Entre os sonhos das crianças e a realidade do mundo, há um abismo tão colossal que só uma ponte, formada pela palavra de uma sílaba, pode garantir a travessia para mudar os rumos do planeta. Paz – é o que desejam os povos, muitos deles ameaçados em zona de guerra, sob o estrondo constante de bombas, e ansiosos para ter de volta a vida normal. Hoje, 1º de janeiro, Dia Mundial da Paz, a voz de meninos e meninas de Minas Gerais ecoa e se junta à de quem foi obrigado a deixar a terra distante em busca de melhores dias. Dois extremos do universo, com um ponto de convergência: a crença na esperança.

Um recorte dos sonhos das crianças está na alegria de uma festa de fim de ano. A meninada brinca, pula, conversa, participa ativamente das atividades preparadas com carinho. Movidos pela energia da idade, unem forças para ter o mundo em suas mãos e fazer dele um lugar feliz: os pilares para sustentá-lo estão nas ideias que florescem, especialmente em defesa do meio ambiente e contra “brigas e lutas”, conforme diz Hugo Landa Marques, de 5 anos. O menino, ao lado dos coleguinhas, adere ao coro de que a paz só será possível com entendimento. E limpeza. “A felicidade virá com menos poluição das águas e da terra”, acredita quem já traz a paz no nome: Larissa Kelly Tomaz de Paz Castro Reis, de 10.

 VIDAS FERIDAS TIRAM O SOSSEGO DAS CRIANÇAS

Conversar com as crianças, ouvir suas opiniões, anotar seus pensamentos é, sem dúvida, acreditar que existe futuro. Os gêmeos Miguel e Lucas Soares dos Santos, de 8, vão direto ao ponto, com profundidade. “Não maltratar as pessoas é o melhor caminho”, avisa Miguel, mostrando que a ideia inclui adultos e crianças, em qualquer parte do mundo. Impossível não pensar nas feridas da guerra na Ucrânia, país europeu invadido pela Rússia, no êxodo e nas atrocidades na Faixa de Gaza, em Israel, nas vidas dilaceradas, na violências nas grandes cidades brasileiras, com os ônibus incendiados no Rio de Janeiro (RJ), sem falar nos tormentos de última hora, com a Venezuela querendo anexar parte da Guiana a seu território.



Ao lado de Miguel, Lucas defende o meio ambiente, “que a natureza e os animais sejam respeitados”, em um ultimato necessário pelo planeta que padece com as mudanças climáticas. Com isso concorda plenamente Maria Eloá Custódio Rosa, de 7, para quem chega de lixo de toda espécie lançado desnecessariamente nas águas de rios, mares e lagos; na terra, entre florestas e cidades; no ar, pela poluição atmosférica; e com o fogo das queimadas de áreas verdes, de restos de agricultura ou de resíduos nas ruas. É o que pensa a menina que vive o presente com olhos no futuro.

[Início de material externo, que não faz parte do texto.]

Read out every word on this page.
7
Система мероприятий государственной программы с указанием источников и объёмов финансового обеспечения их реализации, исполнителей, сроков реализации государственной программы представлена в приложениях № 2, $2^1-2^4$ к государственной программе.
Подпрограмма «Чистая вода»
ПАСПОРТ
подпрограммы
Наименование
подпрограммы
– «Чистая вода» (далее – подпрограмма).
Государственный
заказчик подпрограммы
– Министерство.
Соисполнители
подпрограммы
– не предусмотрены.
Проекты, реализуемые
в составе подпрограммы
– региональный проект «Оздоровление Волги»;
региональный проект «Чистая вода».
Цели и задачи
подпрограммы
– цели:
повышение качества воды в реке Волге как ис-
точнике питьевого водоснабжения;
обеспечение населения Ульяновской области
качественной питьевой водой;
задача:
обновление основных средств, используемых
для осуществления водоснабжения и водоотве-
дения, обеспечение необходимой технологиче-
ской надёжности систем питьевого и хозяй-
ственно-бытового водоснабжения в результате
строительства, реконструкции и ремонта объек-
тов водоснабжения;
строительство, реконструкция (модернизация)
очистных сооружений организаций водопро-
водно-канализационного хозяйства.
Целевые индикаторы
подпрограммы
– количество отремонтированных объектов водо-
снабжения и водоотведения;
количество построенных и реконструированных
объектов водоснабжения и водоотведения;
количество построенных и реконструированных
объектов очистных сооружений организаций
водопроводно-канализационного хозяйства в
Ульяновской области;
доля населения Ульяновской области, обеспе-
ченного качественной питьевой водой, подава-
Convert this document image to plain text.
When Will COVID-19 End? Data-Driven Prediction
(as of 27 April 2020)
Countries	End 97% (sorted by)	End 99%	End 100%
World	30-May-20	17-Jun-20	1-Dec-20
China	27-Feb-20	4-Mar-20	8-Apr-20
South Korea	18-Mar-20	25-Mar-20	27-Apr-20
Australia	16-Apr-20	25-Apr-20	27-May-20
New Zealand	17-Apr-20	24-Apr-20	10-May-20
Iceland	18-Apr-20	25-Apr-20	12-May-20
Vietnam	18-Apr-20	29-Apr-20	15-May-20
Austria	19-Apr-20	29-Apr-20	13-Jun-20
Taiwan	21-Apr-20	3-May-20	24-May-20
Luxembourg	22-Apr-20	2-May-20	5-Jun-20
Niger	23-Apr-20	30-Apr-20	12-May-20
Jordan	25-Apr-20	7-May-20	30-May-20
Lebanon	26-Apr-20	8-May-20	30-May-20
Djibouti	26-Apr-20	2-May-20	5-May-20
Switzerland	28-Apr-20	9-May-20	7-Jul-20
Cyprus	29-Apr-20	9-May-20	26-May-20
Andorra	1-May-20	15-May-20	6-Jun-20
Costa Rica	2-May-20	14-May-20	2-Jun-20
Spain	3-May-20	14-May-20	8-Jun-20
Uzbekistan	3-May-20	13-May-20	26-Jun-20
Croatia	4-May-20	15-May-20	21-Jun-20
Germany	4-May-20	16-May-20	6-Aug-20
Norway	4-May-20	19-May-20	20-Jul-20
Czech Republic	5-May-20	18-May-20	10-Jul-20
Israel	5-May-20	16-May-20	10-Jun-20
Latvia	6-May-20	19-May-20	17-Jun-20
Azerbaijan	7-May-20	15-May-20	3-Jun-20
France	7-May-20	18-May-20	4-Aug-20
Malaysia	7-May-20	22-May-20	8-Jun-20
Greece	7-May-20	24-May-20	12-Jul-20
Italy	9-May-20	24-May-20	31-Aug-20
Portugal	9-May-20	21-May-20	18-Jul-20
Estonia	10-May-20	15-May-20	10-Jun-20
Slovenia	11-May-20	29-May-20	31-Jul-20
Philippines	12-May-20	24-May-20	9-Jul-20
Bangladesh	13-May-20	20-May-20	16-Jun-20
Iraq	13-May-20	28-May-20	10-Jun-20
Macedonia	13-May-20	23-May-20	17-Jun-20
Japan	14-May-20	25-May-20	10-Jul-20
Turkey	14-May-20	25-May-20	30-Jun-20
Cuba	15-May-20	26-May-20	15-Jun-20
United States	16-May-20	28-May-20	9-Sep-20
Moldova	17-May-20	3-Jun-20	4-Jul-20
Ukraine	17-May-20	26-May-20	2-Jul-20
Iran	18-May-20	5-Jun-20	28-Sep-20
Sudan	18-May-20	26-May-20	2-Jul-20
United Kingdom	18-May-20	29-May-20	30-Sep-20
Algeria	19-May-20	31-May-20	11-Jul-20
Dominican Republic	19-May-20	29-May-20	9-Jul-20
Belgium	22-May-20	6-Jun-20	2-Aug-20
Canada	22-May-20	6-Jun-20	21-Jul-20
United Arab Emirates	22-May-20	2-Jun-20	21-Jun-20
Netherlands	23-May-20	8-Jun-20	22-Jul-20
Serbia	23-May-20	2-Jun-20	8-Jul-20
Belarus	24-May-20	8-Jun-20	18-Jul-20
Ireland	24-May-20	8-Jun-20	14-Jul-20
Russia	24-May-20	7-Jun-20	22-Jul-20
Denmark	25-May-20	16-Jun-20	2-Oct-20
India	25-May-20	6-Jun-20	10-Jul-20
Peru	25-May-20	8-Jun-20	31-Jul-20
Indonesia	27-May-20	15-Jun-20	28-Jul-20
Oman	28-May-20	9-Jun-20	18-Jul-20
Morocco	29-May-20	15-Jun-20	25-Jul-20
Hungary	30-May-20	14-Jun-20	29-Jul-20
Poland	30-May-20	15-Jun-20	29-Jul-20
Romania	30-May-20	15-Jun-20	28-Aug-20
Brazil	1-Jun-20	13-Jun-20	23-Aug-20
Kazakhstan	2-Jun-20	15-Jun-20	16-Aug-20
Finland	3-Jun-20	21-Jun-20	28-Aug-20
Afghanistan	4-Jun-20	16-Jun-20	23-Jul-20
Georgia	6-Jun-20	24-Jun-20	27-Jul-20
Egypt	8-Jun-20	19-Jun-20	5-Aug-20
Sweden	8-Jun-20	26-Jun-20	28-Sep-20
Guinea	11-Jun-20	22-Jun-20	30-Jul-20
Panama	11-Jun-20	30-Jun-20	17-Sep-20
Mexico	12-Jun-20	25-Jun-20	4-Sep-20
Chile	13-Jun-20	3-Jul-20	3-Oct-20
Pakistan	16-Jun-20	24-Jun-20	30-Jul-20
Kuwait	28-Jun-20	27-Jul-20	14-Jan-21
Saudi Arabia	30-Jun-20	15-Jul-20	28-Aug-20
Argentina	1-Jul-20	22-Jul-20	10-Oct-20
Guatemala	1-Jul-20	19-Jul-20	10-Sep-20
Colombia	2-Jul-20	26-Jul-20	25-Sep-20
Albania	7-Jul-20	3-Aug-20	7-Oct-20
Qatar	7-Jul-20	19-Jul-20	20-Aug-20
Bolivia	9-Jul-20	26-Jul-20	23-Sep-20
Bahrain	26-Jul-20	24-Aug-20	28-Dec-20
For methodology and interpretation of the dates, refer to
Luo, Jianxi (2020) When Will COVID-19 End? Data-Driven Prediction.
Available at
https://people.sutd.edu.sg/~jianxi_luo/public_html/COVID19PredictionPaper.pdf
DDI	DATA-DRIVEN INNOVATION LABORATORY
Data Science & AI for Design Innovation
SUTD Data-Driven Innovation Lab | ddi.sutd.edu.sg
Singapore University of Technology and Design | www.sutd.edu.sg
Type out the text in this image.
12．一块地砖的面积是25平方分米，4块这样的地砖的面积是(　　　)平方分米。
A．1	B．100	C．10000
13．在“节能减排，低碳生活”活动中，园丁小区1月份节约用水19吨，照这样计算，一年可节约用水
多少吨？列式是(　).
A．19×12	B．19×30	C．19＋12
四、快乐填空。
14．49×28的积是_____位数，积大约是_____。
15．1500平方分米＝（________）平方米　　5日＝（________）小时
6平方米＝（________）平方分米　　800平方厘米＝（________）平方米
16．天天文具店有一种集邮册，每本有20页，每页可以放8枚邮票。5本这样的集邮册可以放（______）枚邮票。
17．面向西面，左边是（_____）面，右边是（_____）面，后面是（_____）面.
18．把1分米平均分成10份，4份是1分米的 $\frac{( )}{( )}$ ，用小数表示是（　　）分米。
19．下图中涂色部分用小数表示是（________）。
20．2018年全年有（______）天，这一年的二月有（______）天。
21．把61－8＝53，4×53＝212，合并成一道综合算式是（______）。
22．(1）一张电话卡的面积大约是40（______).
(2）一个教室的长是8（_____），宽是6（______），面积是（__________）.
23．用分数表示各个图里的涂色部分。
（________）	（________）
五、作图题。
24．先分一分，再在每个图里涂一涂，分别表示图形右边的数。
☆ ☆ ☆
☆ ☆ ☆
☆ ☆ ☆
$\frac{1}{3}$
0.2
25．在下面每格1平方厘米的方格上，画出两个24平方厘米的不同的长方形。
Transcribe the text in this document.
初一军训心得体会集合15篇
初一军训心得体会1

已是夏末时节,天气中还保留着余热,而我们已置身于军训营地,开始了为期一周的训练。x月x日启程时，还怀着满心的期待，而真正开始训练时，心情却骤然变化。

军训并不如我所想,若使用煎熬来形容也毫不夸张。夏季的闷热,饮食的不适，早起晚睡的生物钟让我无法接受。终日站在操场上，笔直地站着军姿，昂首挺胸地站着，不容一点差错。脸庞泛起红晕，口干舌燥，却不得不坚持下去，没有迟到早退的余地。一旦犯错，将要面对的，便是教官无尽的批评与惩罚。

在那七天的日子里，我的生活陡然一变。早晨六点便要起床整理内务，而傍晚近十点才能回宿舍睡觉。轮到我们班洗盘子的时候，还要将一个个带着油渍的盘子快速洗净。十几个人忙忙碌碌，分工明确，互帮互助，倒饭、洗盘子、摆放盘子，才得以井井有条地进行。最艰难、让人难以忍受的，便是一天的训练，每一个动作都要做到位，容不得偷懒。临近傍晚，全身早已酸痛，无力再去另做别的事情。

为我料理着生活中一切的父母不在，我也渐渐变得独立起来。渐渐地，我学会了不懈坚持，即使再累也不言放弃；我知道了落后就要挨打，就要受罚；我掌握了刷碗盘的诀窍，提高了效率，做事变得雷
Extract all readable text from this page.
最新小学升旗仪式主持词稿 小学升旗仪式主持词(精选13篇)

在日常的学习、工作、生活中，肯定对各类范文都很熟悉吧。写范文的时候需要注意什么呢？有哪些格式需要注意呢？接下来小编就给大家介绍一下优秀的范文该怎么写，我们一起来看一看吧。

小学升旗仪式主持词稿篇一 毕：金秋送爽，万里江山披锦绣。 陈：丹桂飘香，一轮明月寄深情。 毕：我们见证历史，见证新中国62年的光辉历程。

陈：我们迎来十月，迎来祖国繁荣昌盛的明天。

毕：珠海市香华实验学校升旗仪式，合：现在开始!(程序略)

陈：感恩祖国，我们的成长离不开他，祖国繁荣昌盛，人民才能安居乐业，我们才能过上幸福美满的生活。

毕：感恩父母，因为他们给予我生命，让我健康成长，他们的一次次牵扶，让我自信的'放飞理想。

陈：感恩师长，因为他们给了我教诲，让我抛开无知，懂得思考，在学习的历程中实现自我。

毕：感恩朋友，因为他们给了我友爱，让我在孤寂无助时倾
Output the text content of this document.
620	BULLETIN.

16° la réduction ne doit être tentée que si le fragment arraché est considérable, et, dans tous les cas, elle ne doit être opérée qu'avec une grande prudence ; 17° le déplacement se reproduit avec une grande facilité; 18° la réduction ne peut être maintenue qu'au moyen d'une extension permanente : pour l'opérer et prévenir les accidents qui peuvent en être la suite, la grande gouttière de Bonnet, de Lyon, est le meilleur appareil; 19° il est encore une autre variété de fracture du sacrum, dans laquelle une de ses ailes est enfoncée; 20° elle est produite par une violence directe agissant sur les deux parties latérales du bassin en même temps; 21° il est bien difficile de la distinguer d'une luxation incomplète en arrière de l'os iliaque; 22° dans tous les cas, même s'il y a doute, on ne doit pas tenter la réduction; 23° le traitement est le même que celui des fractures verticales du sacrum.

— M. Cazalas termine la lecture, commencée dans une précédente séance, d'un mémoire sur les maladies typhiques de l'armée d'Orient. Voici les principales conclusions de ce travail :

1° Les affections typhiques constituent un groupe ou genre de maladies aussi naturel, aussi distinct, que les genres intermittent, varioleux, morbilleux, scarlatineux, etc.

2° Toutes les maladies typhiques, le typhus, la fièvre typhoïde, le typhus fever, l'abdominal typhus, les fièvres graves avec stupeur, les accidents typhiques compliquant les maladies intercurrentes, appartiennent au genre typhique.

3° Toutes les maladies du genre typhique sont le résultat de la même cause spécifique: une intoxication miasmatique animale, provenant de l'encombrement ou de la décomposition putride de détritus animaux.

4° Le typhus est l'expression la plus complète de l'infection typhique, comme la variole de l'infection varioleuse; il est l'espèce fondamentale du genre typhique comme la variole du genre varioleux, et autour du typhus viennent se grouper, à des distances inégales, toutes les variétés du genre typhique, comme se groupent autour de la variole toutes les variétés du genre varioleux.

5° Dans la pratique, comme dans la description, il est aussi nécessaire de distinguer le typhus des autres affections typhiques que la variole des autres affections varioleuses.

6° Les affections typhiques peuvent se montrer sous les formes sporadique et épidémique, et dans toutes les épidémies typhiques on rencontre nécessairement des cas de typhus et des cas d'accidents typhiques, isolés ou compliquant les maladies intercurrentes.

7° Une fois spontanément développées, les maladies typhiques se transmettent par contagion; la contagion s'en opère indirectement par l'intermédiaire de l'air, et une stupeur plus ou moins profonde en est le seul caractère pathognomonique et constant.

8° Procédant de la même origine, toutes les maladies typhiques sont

A conversa da equipe do Estado de Minas com as crianças sobre os desejos para o ano que chega ocorreu durante a festa de Natal promovida pelo Paróquia Santa Teresa de Calcutá, em Betim, na Região Metropolitana de Belo Horizonte. À frente, o administrador paroquial Alan Pereira Silva, certo de que a paz só será alcançada a partir do momento em que o ser humano resgatar o amor em seu coração, o que se traduz por desapego, acolhimento e combate ao egoísmo.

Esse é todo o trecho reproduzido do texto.